Enfin, un dernier talisman peut rendre invisible, son auguste propriétaire, à la condition formelle de renoncer a toute relation avec le beau sexe. Mais mon voyageur ajoute malicieusement que Sa Majesté n'a pas encore essayé le pouvoir de cette redoutable amulette...
Je comprends que Nasser-el-Din recule devant ce sacrifice, surtout s'il a dans son harem beaucoup d'odalisques aussi appétissantes que Mme Théo, qui nous a mimé récemment, aux Célestins, le suggestif Piston d'Horlense. Quelle adorable petite femme que cette blonde grassouillette! Elle rappelle un peu le type de madame du Barry avec ses formes savoureuses et son teint éblouissant, que les contemporains comparaient à une feuille de rose tombée dans du lait.

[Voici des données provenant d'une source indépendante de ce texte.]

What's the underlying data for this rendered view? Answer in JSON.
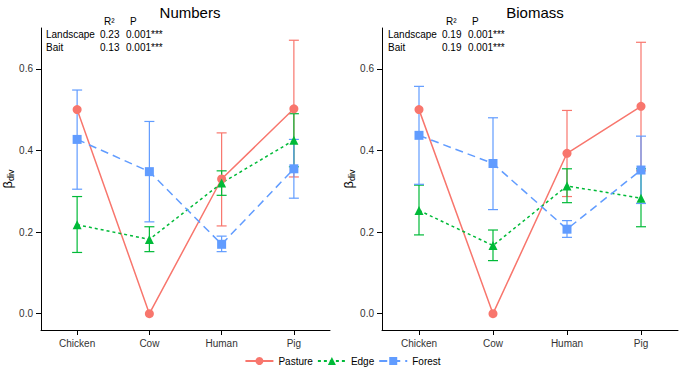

Par exemple, elle est un peu bien bécasse comme artiste. Mais elle a le mérite de lever la jambe le mieux du monde, qualité indispensable pour jouer congrûment Ma Cousine, dont le plus gros effet est, comme on sait, un effet de chahut. On voit tout de suite que Mme Théo, tout comme Réjane, a pris des leçons à la forte école de Grille-d'Egout, Nini-Patte-en-1'air et la Môme-Fromage ces étoiles de la chorégraphie fin de siècle.
A ce propos, il me paraît intéressant de faire connaître aux familles dans le mouvement, désireuses d'initier les demoiselles à marier aux mystères de la Terpsichore moderne, qu'il existe, à Paris , des Académies où les maîtres de l'art enseignent le chahut, suivant les purs principes goûtés au Moulin- Rouge. On y apprend le quadrille à la mode du jour, peut-être moins solennel que celui des salons du noble faubourg, mais infiniment plus distingué. La première figure se nomme le port d'armes. Cela consiste à se placer sur une jambe et à tenir l'autre toute droite en l'air. La seconde s'appelle la guitare : jambe droite derrière la tête, le bras gauche tendu en avant. Viennent ensuite le salut militaire, qui permet à la danseuse d'enlever gentiment du bout du pied le chapeau de son cavalier, le grand écart, le brisement debout ou assis, etc., etc.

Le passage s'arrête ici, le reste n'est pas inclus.